Viewed from any aspect, the Commission's Order does not subvert the burden of proof nor does it in any way affect the substantive rights of United. United's contention that it violates a fundamental right impales it on the horns of a dilemma. If such were indeed the case such violation would obviously infect the entire proceedings and would be correctible upon review of the Commission's final dispositive order on the merits. Philadelphia Company v. Securities and Exchange Commission, 1948, 84 U.S.App.D.C. 73, 175 F.2d 808, 816.

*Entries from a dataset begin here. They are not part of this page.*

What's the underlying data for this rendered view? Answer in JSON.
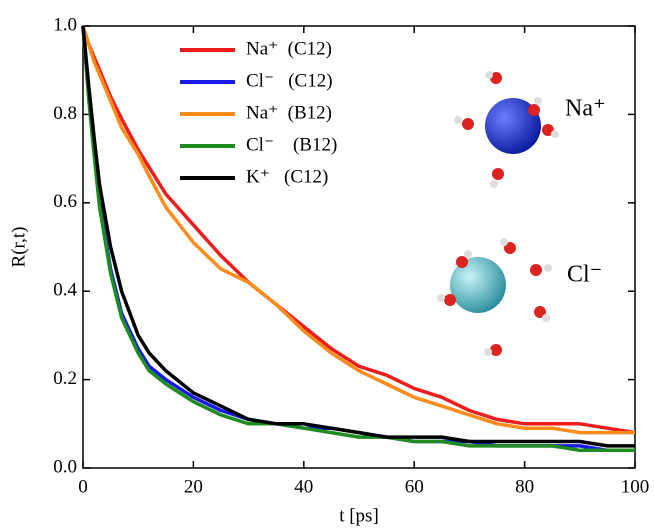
{
  "chart_data": {
    "type": "line",
    "xlabel": "t [ps]",
    "ylabel": "R(r,t)",
    "x": [
      0,
      1,
      2,
      3,
      5,
      7,
      10,
      12,
      15,
      20,
      25,
      30,
      35,
      40,
      45,
      50,
      55,
      60,
      65,
      70,
      75,
      80,
      85,
      90,
      95,
      100
    ],
    "series": [
      {
        "name": "Na⁺  (C12)",
        "color": "#ee1c1c",
        "values": [
          1.0,
          0.96,
          0.93,
          0.9,
          0.84,
          0.79,
          0.72,
          0.68,
          0.62,
          0.55,
          0.48,
          0.42,
          0.37,
          0.32,
          0.27,
          0.23,
          0.21,
          0.18,
          0.16,
          0.13,
          0.11,
          0.1,
          0.1,
          0.1,
          0.09,
          0.08
        ]
      },
      {
        "name": "Cl⁻   (C12)",
        "color": "#1a1ae6",
        "values": [
          1.0,
          0.85,
          0.72,
          0.6,
          0.45,
          0.35,
          0.27,
          0.23,
          0.2,
          0.16,
          0.13,
          0.11,
          0.1,
          0.09,
          0.09,
          0.08,
          0.07,
          0.06,
          0.06,
          0.06,
          0.05,
          0.05,
          0.05,
          0.05,
          0.04,
          0.04
        ]
      },
      {
        "name": "Na⁺  (B12)",
        "color": "#ff8c1a",
        "values": [
          1.0,
          0.96,
          0.92,
          0.89,
          0.83,
          0.77,
          0.71,
          0.66,
          0.59,
          0.51,
          0.45,
          0.42,
          0.37,
          0.31,
          0.26,
          0.22,
          0.19,
          0.16,
          0.14,
          0.12,
          0.1,
          0.09,
          0.09,
          0.08,
          0.08,
          0.08
        ]
      },
      {
        "name": "Cl⁻    (B12)",
        "color": "#1e8c1e",
        "values": [
          1.0,
          0.84,
          0.71,
          0.59,
          0.44,
          0.34,
          0.26,
          0.22,
          0.19,
          0.15,
          0.12,
          0.1,
          0.1,
          0.09,
          0.08,
          0.07,
          0.07,
          0.06,
          0.06,
          0.05,
          0.05,
          0.05,
          0.05,
          0.04,
          0.04,
          0.04
        ]
      },
      {
        "name": "K⁺   (C12)",
        "color": "#000000",
        "values": [
          1.0,
          0.87,
          0.75,
          0.64,
          0.5,
          0.4,
          0.3,
          0.26,
          0.22,
          0.17,
          0.14,
          0.11,
          0.1,
          0.1,
          0.09,
          0.08,
          0.07,
          0.07,
          0.07,
          0.06,
          0.06,
          0.06,
          0.06,
          0.06,
          0.05,
          0.05
        ]
      }
    ],
    "annotations": [
      "Na⁺",
      "Cl⁻"
    ],
    "xlim": [
      0,
      100
    ],
    "xticks": [
      0,
      20,
      40,
      60,
      80,
      100
    ],
    "ylim": [
      0,
      1
    ],
    "yticks": [
      {
        "value": 0,
        "label": "0.0"
      },
      {
        "value": 0.2,
        "label": "0.2"
      },
      {
        "value": 0.4,
        "label": "0.4"
      },
      {
        "value": 0.6,
        "label": "0.6"
      },
      {
        "value": 0.8,
        "label": "0.8"
      },
      {
        "value": 1,
        "label": "1.0"
      }
    ],
    "grid": false
  }
}
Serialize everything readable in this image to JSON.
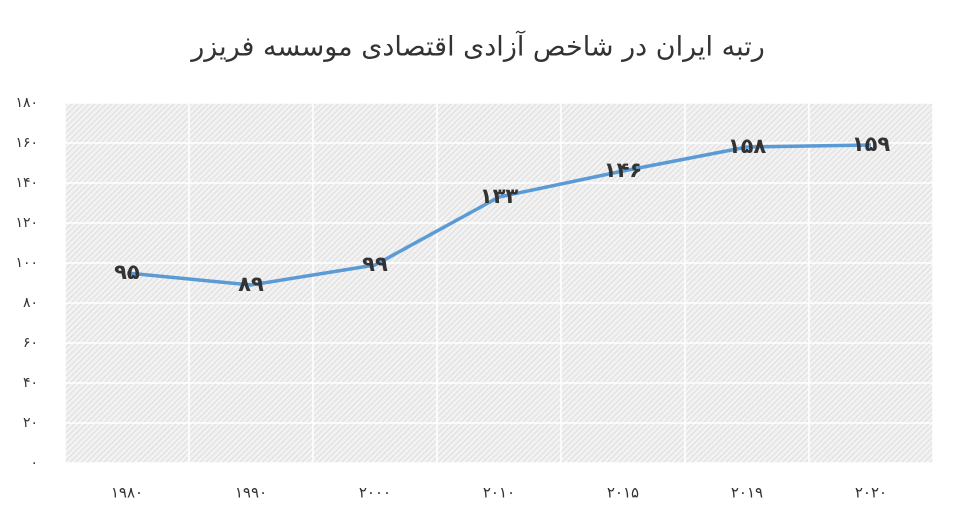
{
  "chart_data": {
    "type": "line",
    "title": "رتبه ایران در شاخص آزادی اقتصادی موسسه فریزر",
    "categories": [
      "۱۹۸۰",
      "۱۹۹۰",
      "۲۰۰۰",
      "۲۰۱۰",
      "۲۰۱۵",
      "۲۰۱۹",
      "۲۰۲۰"
    ],
    "series": [
      {
        "color": "#5b9bd5",
        "values": [
          95,
          89,
          99,
          133,
          146,
          158,
          159
        ],
        "value_labels": [
          "۹۵",
          "۸۹",
          "۹۹",
          "۱۳۳",
          "۱۴۶",
          "۱۵۸",
          "۱۵۹"
        ]
      }
    ],
    "ylim": [
      0,
      180
    ],
    "yticks": [
      {
        "value": 0,
        "label": "۰"
      },
      {
        "value": 20,
        "label": "۲۰"
      },
      {
        "value": 40,
        "label": "۴۰"
      },
      {
        "value": 60,
        "label": "۶۰"
      },
      {
        "value": 80,
        "label": "۸۰"
      },
      {
        "value": 100,
        "label": "۱۰۰"
      },
      {
        "value": 120,
        "label": "۱۲۰"
      },
      {
        "value": 140,
        "label": "۱۴۰"
      },
      {
        "value": 160,
        "label": "۱۶۰"
      },
      {
        "value": 180,
        "label": "۱۸۰"
      }
    ],
    "grid": true
  }
}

Comment is unavoidable that United has attempted by its petition for review 'to enjoin administrative hearings because of a supposed or threatened injury, and thus obtain judicial relief before the prescribed administrative remedy has been exhausted' and it is settled that such attempts 'have been held to be at war with the long-settled rule of judicial administration.' Federal Power Commission v. Metropolitan Edison Co., supra, 304 U.S.at page 385, 58 S.Ct.at page 968, 82 L.Ed. 1408.

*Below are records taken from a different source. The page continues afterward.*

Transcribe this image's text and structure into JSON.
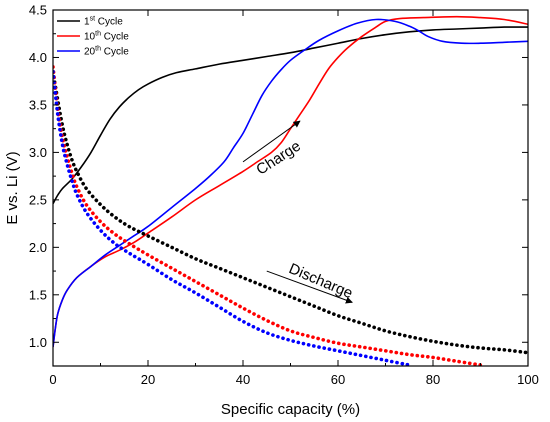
{
  "chart_data": {
    "type": "line",
    "xlabel": "Specific capacity (%)",
    "ylabel": "E vs. Li (V)",
    "xlim": [
      0,
      100
    ],
    "ylim": [
      0.75,
      4.5
    ],
    "x_ticks": [
      0,
      20,
      40,
      60,
      80,
      100
    ],
    "y_ticks": [
      1.0,
      1.5,
      2.0,
      2.5,
      3.0,
      3.5,
      4.0,
      4.5
    ],
    "legend": "top-left",
    "grid": false,
    "series": [
      {
        "name": "1st Cycle",
        "name_base": "1",
        "name_sup": "st",
        "name_rest": " Cycle",
        "color": "#000000",
        "style": "solid",
        "segment": "charge",
        "points": [
          [
            0,
            2.46
          ],
          [
            1,
            2.55
          ],
          [
            2,
            2.62
          ],
          [
            4,
            2.72
          ],
          [
            6,
            2.85
          ],
          [
            8,
            3.0
          ],
          [
            10,
            3.18
          ],
          [
            12,
            3.35
          ],
          [
            14,
            3.48
          ],
          [
            16,
            3.58
          ],
          [
            18,
            3.66
          ],
          [
            20,
            3.72
          ],
          [
            23,
            3.79
          ],
          [
            26,
            3.84
          ],
          [
            30,
            3.88
          ],
          [
            35,
            3.93
          ],
          [
            40,
            3.97
          ],
          [
            45,
            4.01
          ],
          [
            50,
            4.05
          ],
          [
            55,
            4.1
          ],
          [
            60,
            4.15
          ],
          [
            65,
            4.2
          ],
          [
            70,
            4.24
          ],
          [
            75,
            4.27
          ],
          [
            80,
            4.29
          ],
          [
            85,
            4.3
          ],
          [
            90,
            4.31
          ],
          [
            95,
            4.32
          ],
          [
            100,
            4.32
          ]
        ]
      },
      {
        "name": "10th Cycle",
        "name_base": "10",
        "name_sup": "th",
        "name_rest": " Cycle",
        "color": "#ff0000",
        "style": "solid",
        "segment": "charge",
        "points": [
          [
            0,
            0.95
          ],
          [
            0.5,
            1.15
          ],
          [
            1,
            1.3
          ],
          [
            2,
            1.45
          ],
          [
            3,
            1.55
          ],
          [
            5,
            1.68
          ],
          [
            8,
            1.8
          ],
          [
            11,
            1.9
          ],
          [
            14,
            1.97
          ],
          [
            17,
            2.05
          ],
          [
            20,
            2.15
          ],
          [
            25,
            2.32
          ],
          [
            30,
            2.5
          ],
          [
            35,
            2.65
          ],
          [
            40,
            2.8
          ],
          [
            43,
            2.9
          ],
          [
            46,
            3.0
          ],
          [
            48,
            3.1
          ],
          [
            50,
            3.25
          ],
          [
            52,
            3.4
          ],
          [
            54,
            3.55
          ],
          [
            56,
            3.72
          ],
          [
            58,
            3.88
          ],
          [
            60,
            4.0
          ],
          [
            62,
            4.1
          ],
          [
            65,
            4.22
          ],
          [
            68,
            4.32
          ],
          [
            70,
            4.38
          ],
          [
            73,
            4.41
          ],
          [
            78,
            4.42
          ],
          [
            85,
            4.43
          ],
          [
            90,
            4.42
          ],
          [
            95,
            4.4
          ],
          [
            100,
            4.35
          ]
        ]
      },
      {
        "name": "20th Cycle",
        "name_base": "20",
        "name_sup": "th",
        "name_rest": " Cycle",
        "color": "#0000ff",
        "style": "solid",
        "segment": "charge",
        "points": [
          [
            0,
            0.95
          ],
          [
            0.5,
            1.15
          ],
          [
            1,
            1.3
          ],
          [
            2,
            1.45
          ],
          [
            3,
            1.55
          ],
          [
            5,
            1.68
          ],
          [
            8,
            1.8
          ],
          [
            11,
            1.92
          ],
          [
            14,
            2.02
          ],
          [
            17,
            2.12
          ],
          [
            20,
            2.22
          ],
          [
            25,
            2.42
          ],
          [
            30,
            2.62
          ],
          [
            33,
            2.75
          ],
          [
            36,
            2.9
          ],
          [
            38,
            3.05
          ],
          [
            40,
            3.2
          ],
          [
            42,
            3.4
          ],
          [
            44,
            3.6
          ],
          [
            46,
            3.75
          ],
          [
            48,
            3.87
          ],
          [
            50,
            3.97
          ],
          [
            53,
            4.08
          ],
          [
            56,
            4.18
          ],
          [
            60,
            4.28
          ],
          [
            64,
            4.36
          ],
          [
            68,
            4.4
          ],
          [
            72,
            4.38
          ],
          [
            75,
            4.33
          ],
          [
            77,
            4.28
          ],
          [
            79,
            4.22
          ],
          [
            82,
            4.17
          ],
          [
            86,
            4.15
          ],
          [
            90,
            4.15
          ],
          [
            95,
            4.16
          ],
          [
            100,
            4.17
          ]
        ]
      },
      {
        "name": "1st Cycle",
        "color": "#000000",
        "style": "dotted",
        "segment": "discharge",
        "points": [
          [
            0,
            3.85
          ],
          [
            1,
            3.55
          ],
          [
            2,
            3.28
          ],
          [
            3,
            3.08
          ],
          [
            4,
            2.92
          ],
          [
            5,
            2.8
          ],
          [
            7,
            2.62
          ],
          [
            10,
            2.45
          ],
          [
            13,
            2.32
          ],
          [
            16,
            2.22
          ],
          [
            20,
            2.12
          ],
          [
            25,
            2.0
          ],
          [
            30,
            1.88
          ],
          [
            35,
            1.78
          ],
          [
            40,
            1.68
          ],
          [
            45,
            1.58
          ],
          [
            50,
            1.48
          ],
          [
            55,
            1.38
          ],
          [
            60,
            1.28
          ],
          [
            65,
            1.2
          ],
          [
            70,
            1.12
          ],
          [
            75,
            1.06
          ],
          [
            80,
            1.01
          ],
          [
            85,
            0.97
          ],
          [
            90,
            0.94
          ],
          [
            95,
            0.92
          ],
          [
            100,
            0.89
          ]
        ]
      },
      {
        "name": "10th Cycle",
        "color": "#ff0000",
        "style": "dotted",
        "segment": "discharge",
        "points": [
          [
            0,
            3.9
          ],
          [
            1,
            3.45
          ],
          [
            2,
            3.15
          ],
          [
            3,
            2.95
          ],
          [
            4,
            2.78
          ],
          [
            5,
            2.64
          ],
          [
            7,
            2.45
          ],
          [
            10,
            2.27
          ],
          [
            13,
            2.14
          ],
          [
            16,
            2.04
          ],
          [
            20,
            1.92
          ],
          [
            25,
            1.78
          ],
          [
            30,
            1.64
          ],
          [
            35,
            1.5
          ],
          [
            40,
            1.36
          ],
          [
            45,
            1.23
          ],
          [
            50,
            1.12
          ],
          [
            55,
            1.05
          ],
          [
            60,
            0.99
          ],
          [
            65,
            0.95
          ],
          [
            70,
            0.91
          ],
          [
            75,
            0.87
          ],
          [
            80,
            0.84
          ],
          [
            85,
            0.8
          ],
          [
            90,
            0.76
          ]
        ]
      },
      {
        "name": "20th Cycle",
        "color": "#0000ff",
        "style": "dotted",
        "segment": "discharge",
        "points": [
          [
            0,
            3.85
          ],
          [
            1,
            3.4
          ],
          [
            2,
            3.08
          ],
          [
            3,
            2.87
          ],
          [
            4,
            2.7
          ],
          [
            5,
            2.56
          ],
          [
            7,
            2.37
          ],
          [
            10,
            2.18
          ],
          [
            13,
            2.04
          ],
          [
            16,
            1.94
          ],
          [
            20,
            1.82
          ],
          [
            25,
            1.66
          ],
          [
            30,
            1.52
          ],
          [
            35,
            1.37
          ],
          [
            40,
            1.22
          ],
          [
            45,
            1.1
          ],
          [
            50,
            1.02
          ],
          [
            55,
            0.96
          ],
          [
            60,
            0.91
          ],
          [
            65,
            0.86
          ],
          [
            70,
            0.81
          ],
          [
            75,
            0.76
          ]
        ]
      }
    ],
    "annotations": [
      {
        "text": "Charge",
        "x": 48,
        "y": 2.9,
        "angle": -33
      },
      {
        "text": "Discharge",
        "x": 56,
        "y": 1.6,
        "angle": 23
      }
    ],
    "arrows": [
      {
        "from": [
          40,
          2.9
        ],
        "to": [
          52,
          3.33
        ]
      },
      {
        "from": [
          45,
          1.75
        ],
        "to": [
          63,
          1.42
        ]
      }
    ]
  }
}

For the reasons stated the Commission's Motion to Dismiss United's Petition for Review will be granted.

1 Act of June 21, 1938, c. 556, 52 Stat. 831, 15 U.S.C.A. § 717(d).

2 15 U.S.C.A. § 717r(b).

3 Act of June 11, 1946, c. 324, 60 Stat. 237, 5 U.S.C.A. §§ 1001-1011.

4 In its Motion to Dismiss the Commission also urged that the Petition to Review was not 'timely' and further that 'In any event, United is not aggrieved by the procedure prescribed by the Commission.'

5 52 Stat. 829 (1938), 15 U.S.C.A. 717n.

6 United concedes that it must carry the burden in the other Dockets.

7 The Supreme Court there said:

'The ultimate test of reviewability is not to be found in an overrefined technique, but in the need of the review to protect from the irreparable injury threatened in the exceptional case by administrative rulings which attach legal consequences to action taken in advance of other hearings and adjudications that may follow, the results of which the regulations purport to control.' Cf. Cohen v. Beneficial Industrial Loan Corp., 1949, 337 U.S. 541, 546, 69 S.Ct. 1221, 93 L.Ed. 1528, affirming Beneficial Industrial Loan Corp. v. Smith, 3 Cir., 1948, 170 F.2d 44, 49.

8 See Myers v. Bethlehem Shipbuilding Corp., 1938, 303 U.S. 41, 58 S.Ct. 459, 82 L.Ed. 638.